The Home Rule Act left the Federal Government's dictatorial powers intact. Congress can overturn any law the District council passes. A powerful senator can throw some cash to friends by attaching amendments to the city's budget bill. And one meddlesome Congressman can by himself trigger bearings on any law by simply raising an objection to it.

The Federal Government is not above extortion. Mr. Bush recently vetoed the city budget, forcing the District to ban the use of locally raised tax revenues to furnish abortions for impoverished women. And Congress used similar blackmail to force repeal of a law that made gun dealers and manufacturers liable for injuries from assault weapons. The citizens have reinstated the measure; gun-lobbying senators may yet thwart it. The District's non-voting representative, Eleanor Holmes Norton, spends much of her time fending off odious infringements like these.

Fiscal restrictions abound. The Federal Government's real estate is exempt from taxation; the city is forbidden to tax the earnings of commuters, most of whom are Federal employees. District officials say these restrictions cause the city to forgo $1.9 billion in revenues per year. Last year the Federal Government paid a paltry $430 million in return. Denied sources of revenue, the city levies some of the highest taxes in the nation.

Those who oppose statehood typically offer weak constitutional arguments against it. It seems fairly clear, however, that Republicans who oppose statehood do so because the District would send two more Democrats to the Senate.

But most Americans understand democracy well. The issue of statehood for the District raises an obvious question: How can we justify championing democracy abroad while inflicting second-class citizenship in the nation's capital?

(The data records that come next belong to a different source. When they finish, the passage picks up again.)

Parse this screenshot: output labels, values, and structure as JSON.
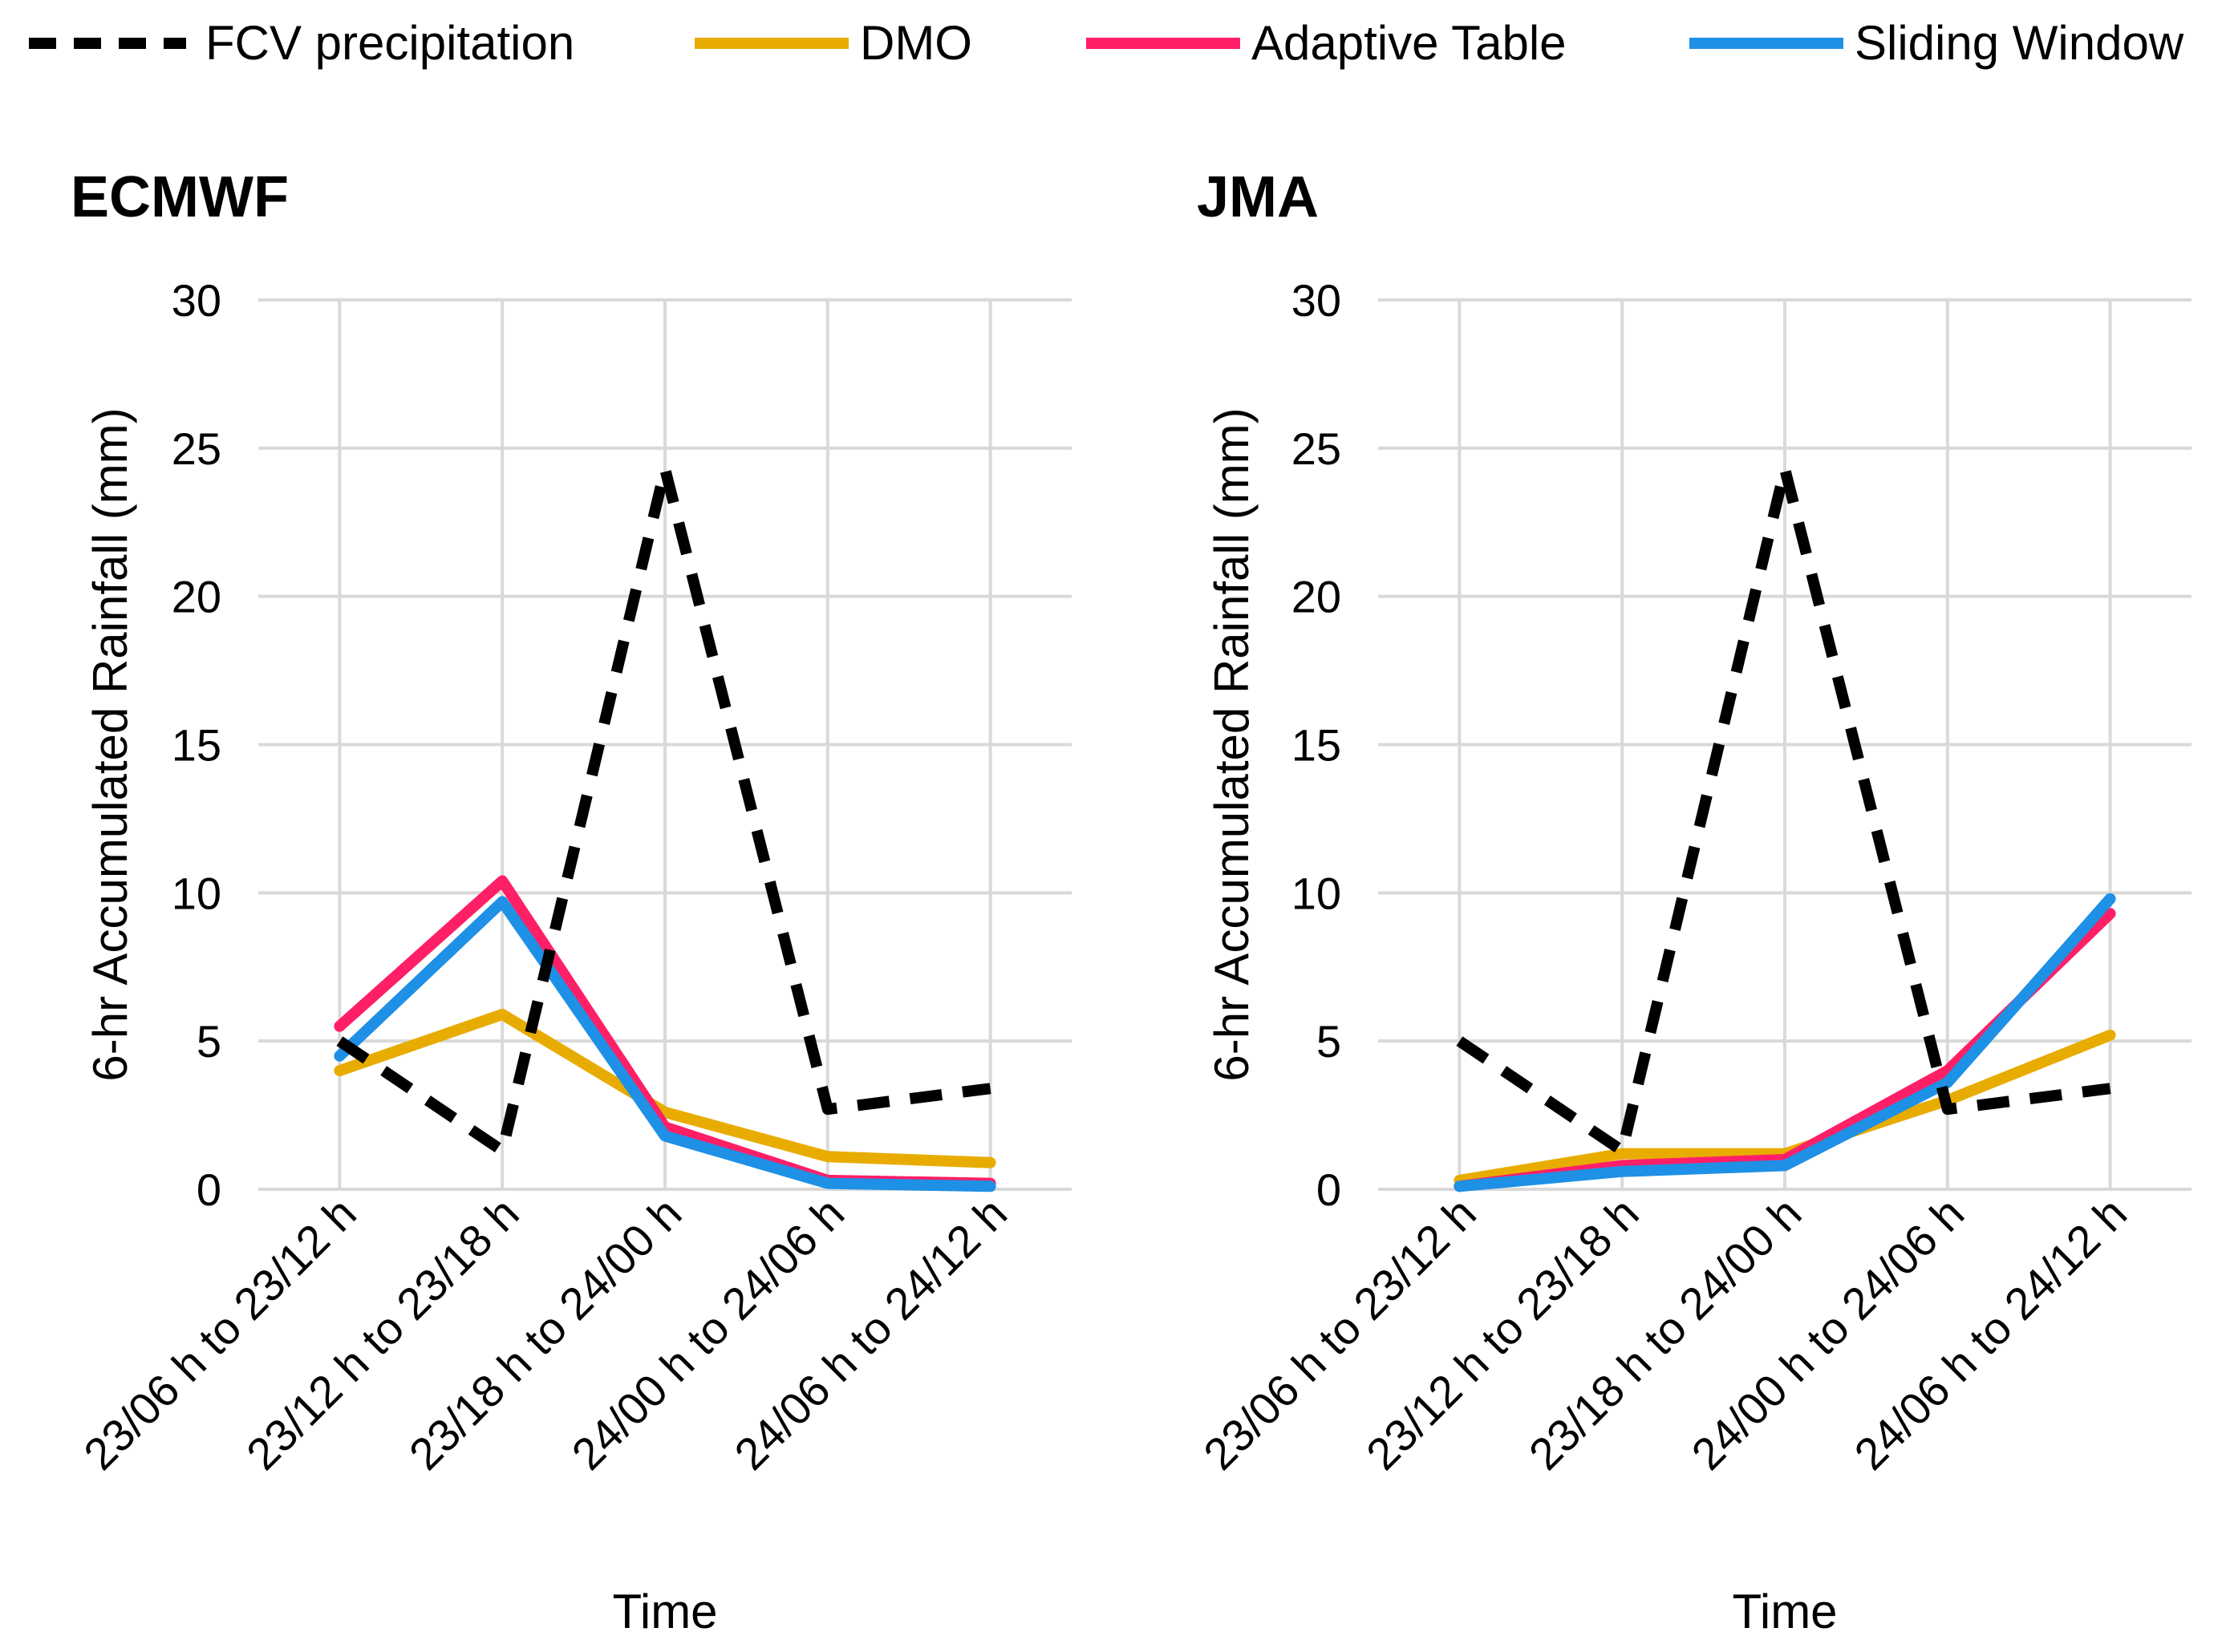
{
  "legend": [
    {
      "label": "FCV precipitation",
      "color": "#000000",
      "dashed": true
    },
    {
      "label": "DMO",
      "color": "#e8ac00",
      "dashed": false
    },
    {
      "label": "Adaptive Table",
      "color": "#ff1f67",
      "dashed": false
    },
    {
      "label": "Sliding Window",
      "color": "#1e90e6",
      "dashed": false
    }
  ],
  "chart_data": [
    {
      "type": "line",
      "title": "ECMWF",
      "xlabel": "Time",
      "ylabel": "6-hr Accumulated Rainfall (mm)",
      "ylim": [
        0,
        30
      ],
      "yticks": [
        0,
        5,
        10,
        15,
        20,
        25,
        30
      ],
      "grid": true,
      "categories": [
        "23/06 h to 23/12 h",
        "23/12 h to 23/18 h",
        "23/18 h to 24/00 h",
        "24/00 h to 24/06 h",
        "24/06 h to 24/12 h"
      ],
      "series": [
        {
          "name": "DMO",
          "values": [
            4.0,
            5.9,
            2.6,
            1.1,
            0.9
          ]
        },
        {
          "name": "Adaptive Table",
          "values": [
            5.5,
            10.4,
            2.1,
            0.3,
            0.2
          ]
        },
        {
          "name": "Sliding Window",
          "values": [
            4.5,
            9.7,
            1.8,
            0.2,
            0.1
          ]
        },
        {
          "name": "FCV precipitation",
          "values": [
            5.0,
            1.3,
            24.3,
            2.7,
            3.4
          ]
        }
      ]
    },
    {
      "type": "line",
      "title": "JMA",
      "xlabel": "Time",
      "ylabel": "6-hr Accumulated Rainfall (mm)",
      "ylim": [
        0,
        30
      ],
      "yticks": [
        0,
        5,
        10,
        15,
        20,
        25,
        30
      ],
      "grid": true,
      "categories": [
        "23/06 h to 23/12 h",
        "23/12 h to 23/18 h",
        "23/18 h to 24/00 h",
        "24/00 h to 24/06 h",
        "24/06 h to 24/12 h"
      ],
      "series": [
        {
          "name": "DMO",
          "values": [
            0.3,
            1.2,
            1.2,
            3.0,
            5.2
          ]
        },
        {
          "name": "Adaptive Table",
          "values": [
            0.1,
            0.8,
            1.0,
            4.0,
            9.3
          ]
        },
        {
          "name": "Sliding Window",
          "values": [
            0.1,
            0.6,
            0.8,
            3.6,
            9.8
          ]
        },
        {
          "name": "FCV precipitation",
          "values": [
            5.0,
            1.3,
            24.3,
            2.7,
            3.4
          ]
        }
      ]
    }
  ]
}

The answer is obvious, too: We can't.

GIVE ME LIBERTY
OR GIVE ME
ELEANOR HOLMES NORTON

CITY DESK has attempted futilely from time to time to point out that the slogan on our city license plates is not a demand for freedom but rather one in support of a slight modification of the colonial system existing prior to the revolution. It fell far short, for example, of Patrick Henry's demand of "give me liberty or give me death" as it basically called for token representation in Parliament rather than granting the colonies control over their own affairs. It was a puny slogan devised by members of the colonial Massachusetts equivalent of our Board of Trade with little to do with the eventual demands of the colonies as laid out in the Declaration of Independence.

Now we have learned that this division in the colonies - reflected locally today by the views of the DC Statehood Greens vs. DC Vote - went back even earlier. In 1754, Benjamin Franklin attempted to use a conference on relations with the Indians to foster the idea of a colonial union that would have significant control over its own business. His demand was get the colonies on a par with the rest of England, remarking that "It is supposed an undoubted right of Englishmen not to be taxed but by their own consent given through their own representatives."

Note that he was not talking about token representation in Congress a la Eleanor Holmes Norton but real local power. The reaction of the colonial governor of Massachusetts was to make a counter offer diluting the number and power of the colonies' representatives on the proposed Grand Council. Governor Shirley then proposed a little sweetener - representation in Parliament. Franklin said the idea was a good one provided the colonies had enough representatives and that all acts of Parliament restricting trade in the colonies be repealed. Writes HW Brand in the 'First American,' "Needless to say, this proviso severely diminished the appeal to Parliament of Shirley's suggestion. What was the point of having colonies if not to be able to discriminate against them in trade, manufacture, or otherwise? Franklin knew this."

Nothing came of the Albany plan, but it is clear that Ben Franklin, had he been alive today, would have sought something better for his license plate than the a request for token representation in the national legislature without any real power. We are fortunate, however, that he was instead alive at the time of the Declaration of Independence. If Eleanor Norton, DC Vote, and Mark Plotkin had been in charge, we would still be a British colony.